Monday, October 31, 2011

A Happy Day


Outside of Mexico, the Day of the Dead appears silly, if not outright bizarre. What else can be made out of dangling skeletons, skulls made of every imaginable material, including sugar, and macabre monsters of all kinds?

Yet, after a visit to Mexico City, which by chance happened around this Mexican holiday, I see things a bit differently.

“This is my favorite day of the year,” confessed a woman-professor at a local University.
“Why?”
“It gives us a chance to get together with the entire family, and to reminisce about our departed loved ones. We always have such a fun time.”

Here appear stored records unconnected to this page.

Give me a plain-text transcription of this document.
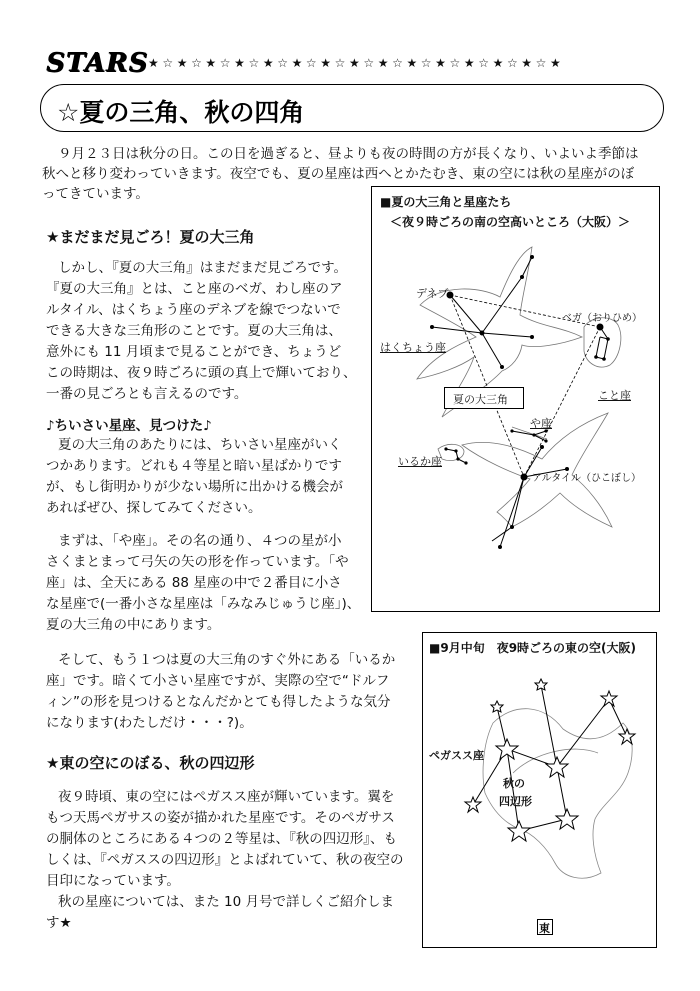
STARS ★☆★☆★☆★☆★☆★☆★☆★☆★☆★☆★☆★☆★☆★☆★
☆夏の三角、秋の四角

９月２３日は秋分の日。この日を過ぎると、昼よりも夜の時間の方が長くなり、いよいよ季節は

秋へと移り変わっていきます。夜空でも、夏の星座は西へとかたむき、東の空には秋の星座がのぼ

ってきています。

★まだまだ見ごろ！夏の大三角

しかし、『夏の大三角』はまだまだ見ごろです。

『夏の大三角』とは、こと座のベガ、わし座のア

ルタイル、はくちょう座のデネブを線でつないで

できる大きな三角形のことです。夏の大三角は、

意外にも 11 月頃まで見ることができ、ちょうど

この時期は、夜９時ごろに頭の真上で輝いており、

一番の見ごろとも言えるのです。

♪ちいさい星座、見つけた♪

夏の大三角のあたりには、ちいさい星座がいく

つかあります。どれも４等星と暗い星ばかりです

が、もし街明かりが少ない場所に出かける機会が

あればぜひ、探してみてください。

まずは、「や座」。その名の通り、４つの星が小

さくまとまって弓矢の矢の形を作っています。「や

座」は、全天にある 88 星座の中で２番目に小さ

な星座で(一番小さな星座は「みなみじゅうじ座」)、

夏の大三角の中にあります。

そして、もう１つは夏の大三角のすぐ外にある「いるか

座」です。暗くて小さい星座ですが、実際の空で“ドルフ

ィン”の形を見つけるとなんだかとても得したような気分

になります(わたしだけ・・・?)。

★東の空にのぼる、秋の四辺形

夜９時頃、東の空にはペガスス座が輝いています。翼を

もつ天馬ペガサスの姿が描かれた星座です。そのペガサス

の胴体のところにある４つの２等星は、『秋の四辺形』、も

しくは、『ペガススの四辺形』とよばれていて、秋の夜空の

目印になっています。

秋の星座については、また 10 月号で詳しくご紹介しま

す★

■夏の大三角と星座たち
＜夜９時ごろの南の空高いところ（大阪）＞
デネブ
ベガ（おりひめ）
はくちょう座
こと座
夏の大三角
や座
いるか座
アルタイル（ひこぼし）
■9月中旬　夜9時ごろの東の空(大阪)
ペガスス座
秋の
四辺形
東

Fun? In the family of my in-laws on Upper West Side, such occasion would generate tearful silences, soul-searching conversations, and would be considered a generally traumatic experience. Not so in Mexico. The special bread they make for this day is sweet, and they eat it with chocolate. They also make a favorite dish of their grandmothers, lost uncles and cousins, and savor it together.  In an unusual way, the Day of Dead becomes a cause for spontaneous mass creativity. Curious altars are created in every home, like mini-museums of the passed family history.  There is nothing didactic or sad about those displays. Personal items of the remembered, the aroma of food and marigold flowers, fire of a candle, tissue paper ornaments, fluttering in the wind, period music – all this contributes to a complex multisensory experience.

It is believed that the dead consider it disrespectful to see grieving at their altar. 

Thursday, October 6, 2011

An Icon



“There may be no greater tribute to Steve’s success than the fact that much of the world learned of his passing on a device he invented,” stated Barak Obama in his memorial statement on passing of Steve Jobs today.

The press likes to stress the numbers of Apple devices sold around the world (and the numbers are staggering: 129 million phones sold to date) What is more remarkable, though, is the equality of distribution of Apple products. Here in Doha, it is likely that both a sheikh and his driver will own an iPhone. In my class, I have it and so do most of my students. On Occupied Wall Street, the protesters (a.k.a. The 99%) are using it to tweet their anger about the other 1%. 

Andy Warhol once wrote about Coca-Cola, an older American icon: A Coke is a Coke is a Coke, and no amount of money will buy you a better Coke that the bum on the corner is drinking.  Today, it is true that no money will buy you a better smart phone than iPhone. If Andy was alive, he would have probably painted Steve Jobs, or an iPhone. For sure, he would be using one.